Summer means something to me.   

Daily routines during the school year can be crushing. Not only am I a teacher with a long list of roles and responsibilities, but I also work hard to support my own 12-year-old son in his learning.

There are many things to catch up on, projects I want to attend to, outings to plan, and many competing priorities. 

But for the moment I’m in a Flowing space. Flowing is the first of the five rhythms in the 5Rhythms dance and movement meditation practice. It is receptive, circular, patient, grounded, and humble. It bides its time. It listens to the vibrations in the ground. It reminds me that if I try to charge forward without first finding my “ground” any actions will lack integrity.

It takes me awhile to change gears and trust that I don’t have to press to do every single thing in the most efficient way possible. I think it’s partly because the longer days make me feel like I have more time. 

Even when I’m trying to work my way through my list, for the past week I’ve more or less drifted from task to task.

“You have to know what you want! You have to really see it, visualize it, know it as real, to make it a real thing!” Excellent job-seeking advice from a trusted advisor.

But I’m just not there.

I’m still detoxing, integrating, processing. I don’t know the way forward just yet. My practice at this moment has been to take a break from trying to know, and instead to dive into practice.

Today I practiced and practiced and practiced. I did sitting meditation, yoga-type movement, ran in the woods, and danced multiple 5Rhythms waves to music in the backyard at my parents’ house, where my son and I are staying for much of the summer. 

I played with weight in the rhythm of Flowing, imaging my feet were weighted, or that they were made of metal and the ground was a magnet. Before long, I also imagined that my hands were weighted, dragging me toward the ground after a dramatic rise, and pulling me into endless circling. Moving into the rhythm of Staccato, the powerful ground that had been established opened the doorway for exuberant expression.

I have nothing tangible to show for these many hours spent in practice. And yet, the time feels well spent. To be honest, I don’t think there could be any better use of my time. 

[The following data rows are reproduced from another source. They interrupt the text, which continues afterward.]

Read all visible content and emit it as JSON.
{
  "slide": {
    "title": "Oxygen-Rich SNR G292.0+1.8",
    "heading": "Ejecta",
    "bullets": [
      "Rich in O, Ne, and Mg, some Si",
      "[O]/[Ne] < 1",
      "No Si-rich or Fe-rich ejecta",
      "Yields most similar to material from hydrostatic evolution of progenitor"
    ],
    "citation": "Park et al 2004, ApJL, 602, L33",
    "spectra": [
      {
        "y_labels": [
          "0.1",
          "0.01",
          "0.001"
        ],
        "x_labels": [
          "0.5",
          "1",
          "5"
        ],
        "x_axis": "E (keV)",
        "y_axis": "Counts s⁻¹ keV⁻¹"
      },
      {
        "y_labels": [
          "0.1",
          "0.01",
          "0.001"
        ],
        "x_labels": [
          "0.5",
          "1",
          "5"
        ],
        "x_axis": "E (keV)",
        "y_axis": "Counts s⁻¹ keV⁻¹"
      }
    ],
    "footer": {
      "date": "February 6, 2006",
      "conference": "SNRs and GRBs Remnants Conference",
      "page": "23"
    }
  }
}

Later, as I ate dinner on the back deck with family, the sky started to rumble and wind coursed across the landscape like contour lines on an elevation map.

I sat myself down to meditate by my little altar as the sky opened, wracking every surface with pelting rain.

I remembered another thunderstorm, this one during a meditation retreat at Garrison Institute that I wrote about in 2019, during a period of community silence and relentless heat. 

“We were told there was a severe weather alert and that if we felt nervous we could take shelter on the lower level of the building. The storm tore the sky apart, and it was like the outside came resoundingly inside the soaring, once-Franciscan-cathedral main hall. Still in silence, several of us made our way to the front steps where we had a view of the sweeping lawn and river. The pavement and plants gave off steam. Mist exhaled into the entryway and landed coolly on my exposed arms, legs, and face. A white cliff-waterfall on the other side of the river tripled its size. A woman seated next to me on the marble steps ate a crunching apple, savoring each bite.

Back in the meditation hall, the storm continued as mindfulness became increasingly concentrated. At one point, I realized it was too intense for me, and stepped into the foyer, intentionally interrupting practice. After a few minutes, I went back in and sat down on the cushion again. Then, I had a sharp, sudden sensation on the left side of my head, and was seized by the fear that I might be having a stroke. 

I remembered something the vipassana teacher, Dipa Ma, once told a practitioner who was freaking out during a sitting period. She sat next to him and said, “If you can stay with this sensation, you will accumulate great merit.” I settled down and the flash of pain and fear soon faded.”

Later I realized this was an important turning point in my path; and revelations poured through in the coming days. I have always loved storms, but now a storm can feel like a blessing.

In the evening, I finally sat down to write about practice.

Today new information about the January 6th insurrection also poured in, and I am amazed to find that my jaw can still drop. For now, I am gathering, receiving, biding my time, and listening to the ground.